Sistem ‘Ranking’ Penerimaan CPNS Hanya Untuk Formasi Yang Kosong
- penulis Muhammad Agusta Wijaya
- Jumat, 23 November 2018
- dibaca 780 kali
Jakarta, Komifo - Kementerian Pendayagunaan Aparatur Negara dan Reformasi Birokrasi (PANRB) menegaskan, bahwa Peraturan Menteri PANRB No. 61/2018 tentang Optimalisasi Pemenuhan Kebutuhan/Formasi Pegawai Negeri Sipil Dalam Seleksi CPNS Tahun 2018 tidak mengubah atau membatalkan kebijakan sebelumnya yang tertuang dalam Peraturan Menteri PANRB No. 37/2018 tentang Nilai Ambang Batas Seleksi Kompetensi Dasar Pengadaan Calon Pegawai Negeri Sipil Tahun 2018.

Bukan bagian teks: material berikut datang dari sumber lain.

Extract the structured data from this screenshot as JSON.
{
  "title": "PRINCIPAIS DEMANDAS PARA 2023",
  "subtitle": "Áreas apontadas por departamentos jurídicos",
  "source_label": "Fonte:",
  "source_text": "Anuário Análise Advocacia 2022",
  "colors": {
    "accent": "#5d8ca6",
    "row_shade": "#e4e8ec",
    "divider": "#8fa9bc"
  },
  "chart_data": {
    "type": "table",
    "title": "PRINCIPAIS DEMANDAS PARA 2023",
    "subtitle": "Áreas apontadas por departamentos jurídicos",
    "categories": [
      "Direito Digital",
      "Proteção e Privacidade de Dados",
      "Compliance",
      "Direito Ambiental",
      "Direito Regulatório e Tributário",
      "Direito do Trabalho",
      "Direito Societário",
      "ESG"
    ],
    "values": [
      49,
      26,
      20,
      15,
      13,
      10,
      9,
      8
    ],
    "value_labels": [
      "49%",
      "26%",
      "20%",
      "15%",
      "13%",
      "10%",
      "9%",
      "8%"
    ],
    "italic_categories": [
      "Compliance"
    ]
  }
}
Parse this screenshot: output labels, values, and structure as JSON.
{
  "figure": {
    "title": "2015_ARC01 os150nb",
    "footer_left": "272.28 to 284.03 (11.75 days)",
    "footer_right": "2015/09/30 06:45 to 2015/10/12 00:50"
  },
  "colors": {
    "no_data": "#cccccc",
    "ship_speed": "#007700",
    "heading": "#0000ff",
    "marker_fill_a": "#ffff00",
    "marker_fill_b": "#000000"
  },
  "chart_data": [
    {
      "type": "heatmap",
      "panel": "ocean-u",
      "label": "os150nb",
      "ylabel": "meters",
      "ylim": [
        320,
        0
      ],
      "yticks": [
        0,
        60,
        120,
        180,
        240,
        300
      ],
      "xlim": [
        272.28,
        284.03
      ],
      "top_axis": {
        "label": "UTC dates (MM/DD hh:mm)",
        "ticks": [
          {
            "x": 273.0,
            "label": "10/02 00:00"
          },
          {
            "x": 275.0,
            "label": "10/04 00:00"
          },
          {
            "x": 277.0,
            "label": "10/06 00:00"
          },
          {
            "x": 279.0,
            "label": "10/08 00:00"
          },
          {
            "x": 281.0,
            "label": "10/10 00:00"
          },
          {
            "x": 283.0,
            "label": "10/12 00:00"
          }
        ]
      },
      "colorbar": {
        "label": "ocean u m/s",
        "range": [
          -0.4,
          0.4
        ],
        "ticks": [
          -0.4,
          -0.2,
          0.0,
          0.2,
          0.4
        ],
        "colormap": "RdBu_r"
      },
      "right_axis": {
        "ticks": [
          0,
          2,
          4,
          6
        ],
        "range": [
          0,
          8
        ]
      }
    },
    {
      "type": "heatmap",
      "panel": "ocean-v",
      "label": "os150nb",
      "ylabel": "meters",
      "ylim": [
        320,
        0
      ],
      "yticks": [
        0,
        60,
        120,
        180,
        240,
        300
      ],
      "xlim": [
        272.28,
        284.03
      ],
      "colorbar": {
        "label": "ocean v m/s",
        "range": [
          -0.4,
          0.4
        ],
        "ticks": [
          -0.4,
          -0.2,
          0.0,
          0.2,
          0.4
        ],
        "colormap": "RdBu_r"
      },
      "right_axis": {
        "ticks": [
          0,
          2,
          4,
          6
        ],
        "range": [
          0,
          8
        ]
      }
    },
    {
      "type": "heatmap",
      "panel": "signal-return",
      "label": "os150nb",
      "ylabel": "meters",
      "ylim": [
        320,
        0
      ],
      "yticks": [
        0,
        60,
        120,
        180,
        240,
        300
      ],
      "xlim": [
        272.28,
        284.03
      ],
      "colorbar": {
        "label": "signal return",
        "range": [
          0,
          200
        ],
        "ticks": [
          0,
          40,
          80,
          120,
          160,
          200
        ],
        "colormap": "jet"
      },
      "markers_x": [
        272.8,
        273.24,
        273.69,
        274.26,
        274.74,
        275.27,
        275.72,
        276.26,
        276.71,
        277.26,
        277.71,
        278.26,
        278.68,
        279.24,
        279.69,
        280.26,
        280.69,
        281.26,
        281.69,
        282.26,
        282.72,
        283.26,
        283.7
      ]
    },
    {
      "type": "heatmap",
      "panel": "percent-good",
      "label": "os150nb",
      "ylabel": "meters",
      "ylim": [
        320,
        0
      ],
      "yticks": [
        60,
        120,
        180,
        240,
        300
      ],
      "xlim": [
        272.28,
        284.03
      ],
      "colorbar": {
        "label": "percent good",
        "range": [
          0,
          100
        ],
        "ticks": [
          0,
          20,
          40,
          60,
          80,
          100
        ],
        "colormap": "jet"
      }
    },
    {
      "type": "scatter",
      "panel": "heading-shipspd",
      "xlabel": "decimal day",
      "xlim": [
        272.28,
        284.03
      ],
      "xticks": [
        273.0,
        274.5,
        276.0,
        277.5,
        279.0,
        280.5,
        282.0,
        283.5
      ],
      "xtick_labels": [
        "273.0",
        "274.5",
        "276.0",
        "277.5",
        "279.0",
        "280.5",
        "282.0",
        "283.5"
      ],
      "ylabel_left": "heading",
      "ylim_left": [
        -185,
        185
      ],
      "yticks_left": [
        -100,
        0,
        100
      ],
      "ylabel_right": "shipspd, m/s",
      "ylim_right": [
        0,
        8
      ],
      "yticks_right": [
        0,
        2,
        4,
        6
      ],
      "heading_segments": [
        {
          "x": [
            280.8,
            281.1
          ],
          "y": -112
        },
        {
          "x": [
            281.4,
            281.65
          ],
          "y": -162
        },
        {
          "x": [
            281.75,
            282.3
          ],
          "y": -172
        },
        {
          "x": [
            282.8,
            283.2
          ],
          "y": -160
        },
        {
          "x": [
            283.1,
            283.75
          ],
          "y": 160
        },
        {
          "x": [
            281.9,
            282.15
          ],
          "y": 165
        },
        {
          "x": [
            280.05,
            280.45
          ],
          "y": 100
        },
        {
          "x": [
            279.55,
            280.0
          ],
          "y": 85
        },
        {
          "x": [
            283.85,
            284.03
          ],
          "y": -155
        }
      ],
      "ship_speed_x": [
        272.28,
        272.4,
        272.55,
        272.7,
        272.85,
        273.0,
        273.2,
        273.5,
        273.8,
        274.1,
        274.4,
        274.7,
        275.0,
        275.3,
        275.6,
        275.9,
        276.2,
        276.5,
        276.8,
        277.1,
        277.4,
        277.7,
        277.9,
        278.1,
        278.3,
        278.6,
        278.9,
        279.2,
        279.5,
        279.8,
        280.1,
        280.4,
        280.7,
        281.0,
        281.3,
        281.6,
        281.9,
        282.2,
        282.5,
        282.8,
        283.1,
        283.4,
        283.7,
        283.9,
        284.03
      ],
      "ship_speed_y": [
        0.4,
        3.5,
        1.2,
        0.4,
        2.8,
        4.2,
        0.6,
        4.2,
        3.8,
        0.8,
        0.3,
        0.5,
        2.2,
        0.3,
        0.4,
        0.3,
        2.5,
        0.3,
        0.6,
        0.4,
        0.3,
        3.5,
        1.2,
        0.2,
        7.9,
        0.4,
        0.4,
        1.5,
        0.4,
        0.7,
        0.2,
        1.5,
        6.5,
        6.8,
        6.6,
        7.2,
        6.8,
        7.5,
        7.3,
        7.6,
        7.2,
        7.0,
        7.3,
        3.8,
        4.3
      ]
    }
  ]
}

Deputi Bidang Sumber Daya Manusia Aparatur (SDMA) Kementerian PANRB Setiawan Wangsaatmaja menjelaskan, Peraturan Menteri PANRB No. 61/2018 itu diharapkan menjadi solusi terhadap keterbatasan jumlah kelulusan peserta Seleksi Kompetensi Dasar (SKD) Calon Pegawai Negeri Sipil (CPNS), serta terjadinya disparitas hasil kelulusan antar wilayah yang berpotensi tidak terpenuhinya formasi yang telah ditetapkan.
(Baca Juga : DWP Kobar Gelar Pelatihan E-Reporting bagi Anggota DWP OPD)
Dalam peraturan itu, menurut Setiawan, metoda yang diterapkan untuk pengisian formasi yang masih kosong dengan kombinasi antara sistem ranking untuk memilih tiga terbaik di setiap formasi yang kosong, serta adanya nilai minimum kumulatif sebesar 255 yang harus dipenuhinya agar peserta tetap berkualitas.
“Sistem perankingan dengan nilai kumulatif minimum ini hanya berlaku untuk mengisi formasi yang kosong. Oleh karena itu, peserta yang telah lolos passing grade awal dipastikan tidak dirugikan,” tegas Setiawan.
Seperti diberitakan sebelumnya, tingkat kelulusan SKD CPNS tahun 2018 ini kurang dari 10 persen. Selain itu, banyak formasi kosong lantaran pesertanya tidak ada yang memenuhi passing grade. Kalau kondisi itu dibiarkan, dikhawatirkan banyak formasi yang sudah ditetapkan tidak terisi.
Tanpa mengurangi kualitas CPNS yang direkrut, Deputi Bidang SDMA Kementerian PANRB itu mengemukakan, alokasi penetapan formasi CPNS tahun 2018 perlu dioptimalkan untuk memenuhi kebutuhan PNS sehingga tidak mengganggu pelayanan publik.
“Kebijakan itu tak lepas dari kenyataan bahwa banyak peserta SKD yang nilai kumulatifnya cukup tinggi, meskipun ada salah satu kelompok soal yang tidak memenuhi ambang batas kelulusan sesuai ketentuan Peraturan Menteri PANRB No. 37/2018,” terang Setiawan.
Apabila terdapat peserta yang nilai kumulatif SKD-nya sama, penentuan didasarkan secara berurutan mulai dari nilai Tes Karakteristik Pribadi (TKP), Tes Intelegensia Umum (TIU), dan Tes Wawasan kebangsaan (TWK). “Tetapi kalau yang nilainya sama lebih dari tiga kali alokasi formasi, maka semua akan diikutsertakan mengikuti SKB,” ungkap Setiawan.
Untuk kelompok pelamar umum, nilai kumulatif SKD minimal yang diperkenankan mengikuti SKB adalah 255. Ketentuan ini termasuk di dalamnya untuk jabatan dokter spesialis, instruktur penerbang, petugas ukur, rescuer, ABK, pengamat gunung api, penjaga mercusuar, pelatih/pawang hewan, penjaga tahanan, serta formasi untuk lulusan terbaik (cumlaude). Sedangkan untuk formasi penyandang disabilitas, putra/putri Papua/Papua Barat, tenaga guru, tenaga medis/paramedis dari eks tenaga honorer K-II, nilai kumulatif SKD paling rendah 220.
Peraturan Menteri PANRB tersebut, lanjut Setiawan, juga mengatur tata cara pengisian formasi yang belum terpenuhi setelah dilakukan integrasi nilai SKD dan SKB. Seperti diatur dalam Peraturan Menteri PANRB No. 36/2018, SKD memiliki bobot 40 persen, sedangkan bobot SKB 60 persen.